Here is a reusable SEO component that sets all the right tags:

import { Helmet } from "react-helmet-async";

interface SEOProps {
  title: string;
  description: string;
  image?: string;
  url?: string;
  type?: string;
}

export function SEO({
  title,
  description,
  image = "https://www.example.com/images/default-og.jpg",
  url,
  type = "website",
}: SEOProps) {
  const siteUrl = "https://www.example.com";
  const fullUrl = url ? `${siteUrl}${url}` : siteUrl;

  return (
    <Helmet>
      {/* Standard meta */}
      <title>{title}</title>
      <meta name="description" content={description} />

      {/* Open Graph */}
      <meta property="og:title" content={title} />
      <meta property="og:description" content={description} />
      <meta property="og:image" content={image} />
      <meta property="og:url" content={fullUrl} />
      <meta property="og:type" content={type} />

      {/* Twitter */}
      <meta name="twitter:card" content="summary_large_image" />
      <meta name="twitter:title" content={title} />
      <meta name="twitter:description" content={description} />
      <meta name="twitter:image" content={image} />
    </Helmet>
  );
}

Use it on every page:

function BlogPost({ post }) {
  return (
    <>
      <SEO
        title={`${post.title} | Your Blog`}
        description={post.excerpt}
        image={post.coverImage}
        url={`/blog/${post.slug}`}
        type="article"
      />
      <article>{/* post content */}</article>
    </>
  );
}

Common Pitfalls

Relative Image URLs

This is the most common mistake.
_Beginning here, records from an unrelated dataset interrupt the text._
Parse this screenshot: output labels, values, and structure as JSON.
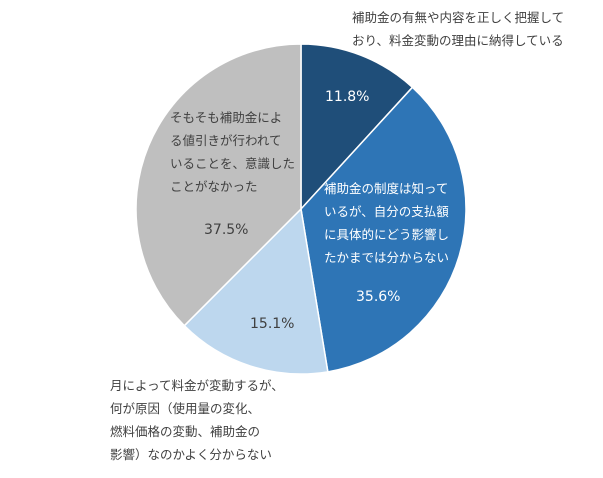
{
  "chart_data": {
    "type": "pie",
    "start": "top",
    "direction": "clockwise",
    "slices": [
      {
        "label": "補助金の有無や内容を正しく把握して\nおり、料金変動の理由に納得している",
        "value": 11.8,
        "value_label": "11.8%",
        "color": "#1F4E79"
      },
      {
        "label": "補助金の制度は知って\nいるが、自分の支払額\nに具体的にどう影響し\nたかまでは分からない",
        "value": 35.6,
        "value_label": "35.6%",
        "color": "#2E75B6"
      },
      {
        "label": "月によって料金が変動するが、\n何が原因（使用量の変化、\n燃料価格の変動、補助金の\n影響）なのかよく分からない",
        "value": 15.1,
        "value_label": "15.1%",
        "color": "#BDD7EE"
      },
      {
        "label": "そもそも補助金によ\nる値引きが行われて\nいることを、意識した\nことがなかった",
        "value": 37.5,
        "value_label": "37.5%",
        "color": "#BFBFBF"
      }
    ]
  }
}
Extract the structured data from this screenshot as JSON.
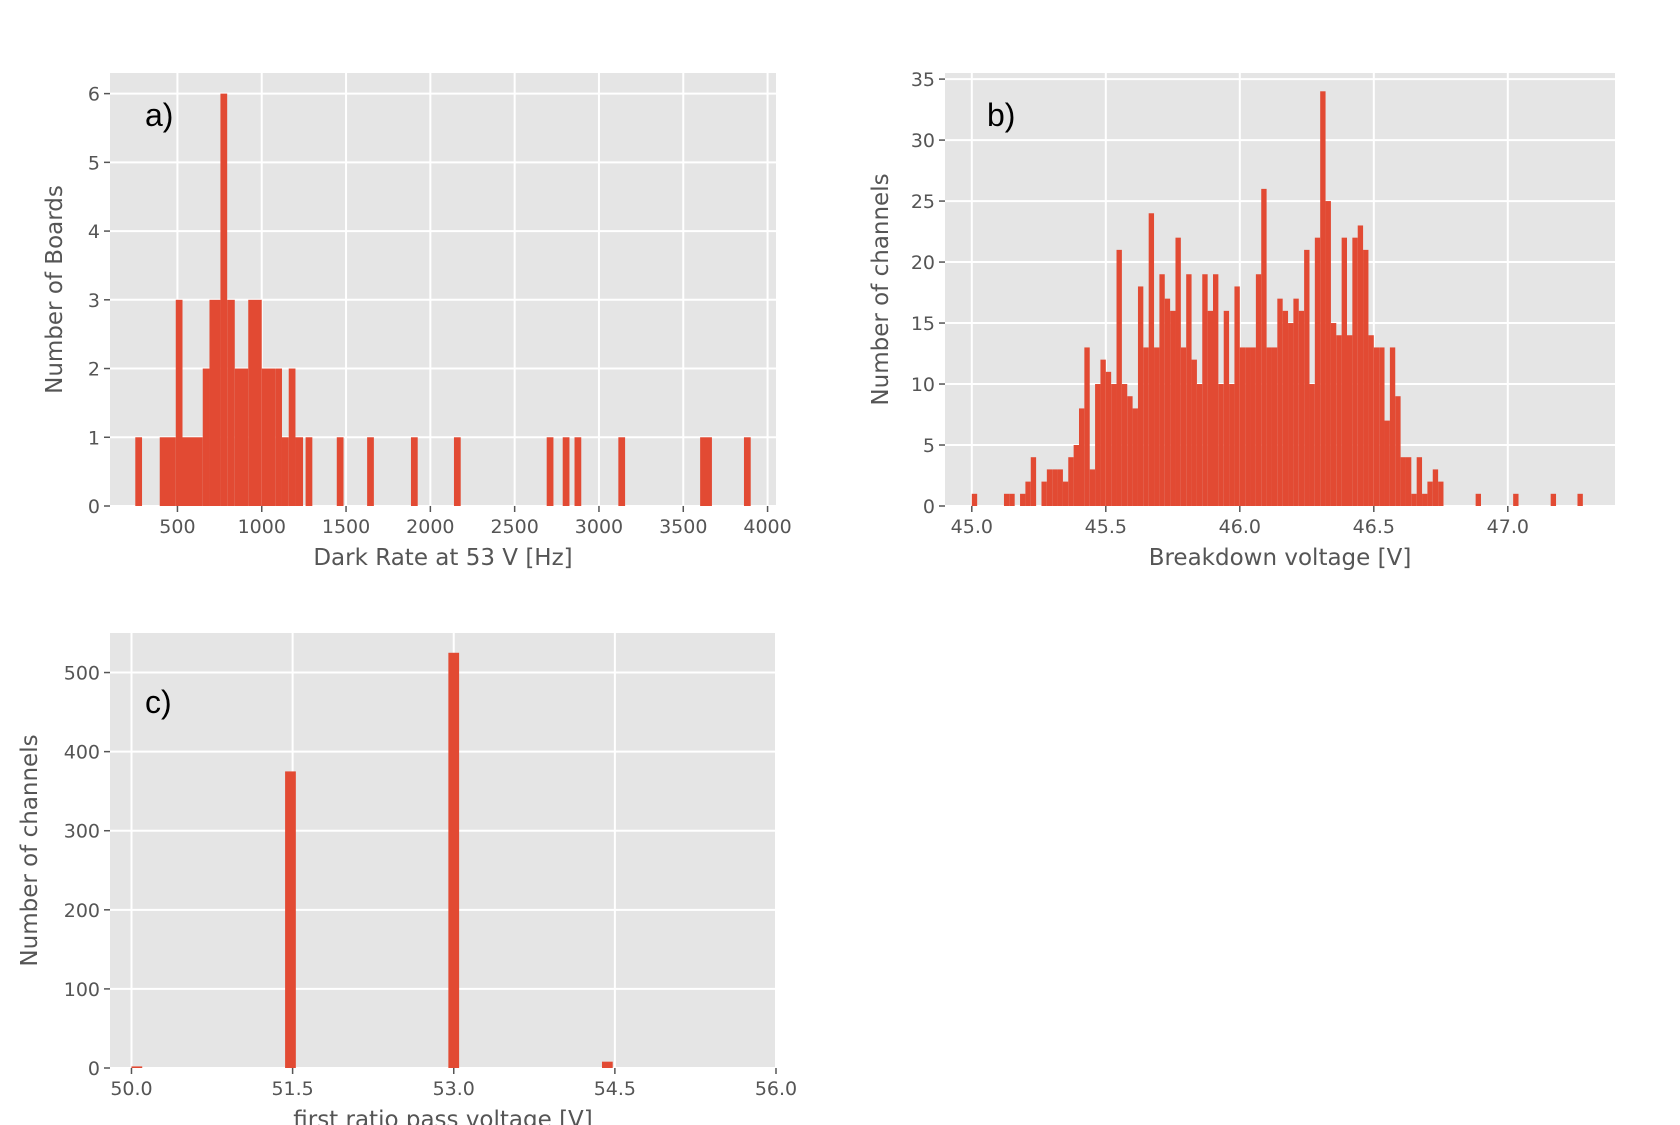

Social crawlers need the full URL to fetch your image.

<!-- Will not work -->
<meta property="og:image" content="/images/og-banner.jpg" />

<!-- Works -->
<meta property="og:image" content="https://www.example.com/images/og-banner.jpg" />

Wrong Image Dimensions

If your image is too small, platforms will either not show it or display it cropped awkwardly. Stick to 1200 x 630 pixels.

Image File Too Large

Large images slow down preview generation and may be rejected entirely. Keep images under 1 MB. Use JPEG for photographs and PNG for graphics with text.

Stale Social Cache

Social platforms aggressively cache link previews. If you update your OG tags but the old preview still shows, you need to manually clear the platform's cache (see Debugging Tools below).

Missing og:url

Without og:url, some platforms will not consolidate shares of the same page from different URL variations (e.g., with and without trailing slashes or query parameters).

Debugging Tools

After implementing or updating your OG tags, use these platform tools to test your previews:

Facebook Sharing Debugger

developers.facebook.com/tools/debug

Enter your URL to see exactly what Facebook scrapes. Click Scrape Again to clear Facebook's cache and fetch fresh data. This also updates previews on Instagram, WhatsApp, and Messenger.

Twitter Card Validator

cards-dev.twitter.com/validator

Preview how your link will appear in tweets. If the preview is stale, the validator will fetch fresh data.

LinkedIn Post Inspector

linkedin.com/post-inspector

Check how your link previews on LinkedIn. Click Inspect to fetch the latest version and clear any cached data.

Discord

Discord does not have an official tool, but you can test by pasting your URL into a Discord message. To force a refresh, add a query parameter like ?v=2 to the URL temporarily.

After Updating Your Tags

Once you have fixed or added OG tags, do two things:

  1. Purge the page cache in RndrKit -- Go to your domain's Cache tab, find the page, and click Purge. This ensures social crawlers get the updated HTML.
  2. Clear platform caches -- Use the debugging tools above to force each platform to re-scrape your page.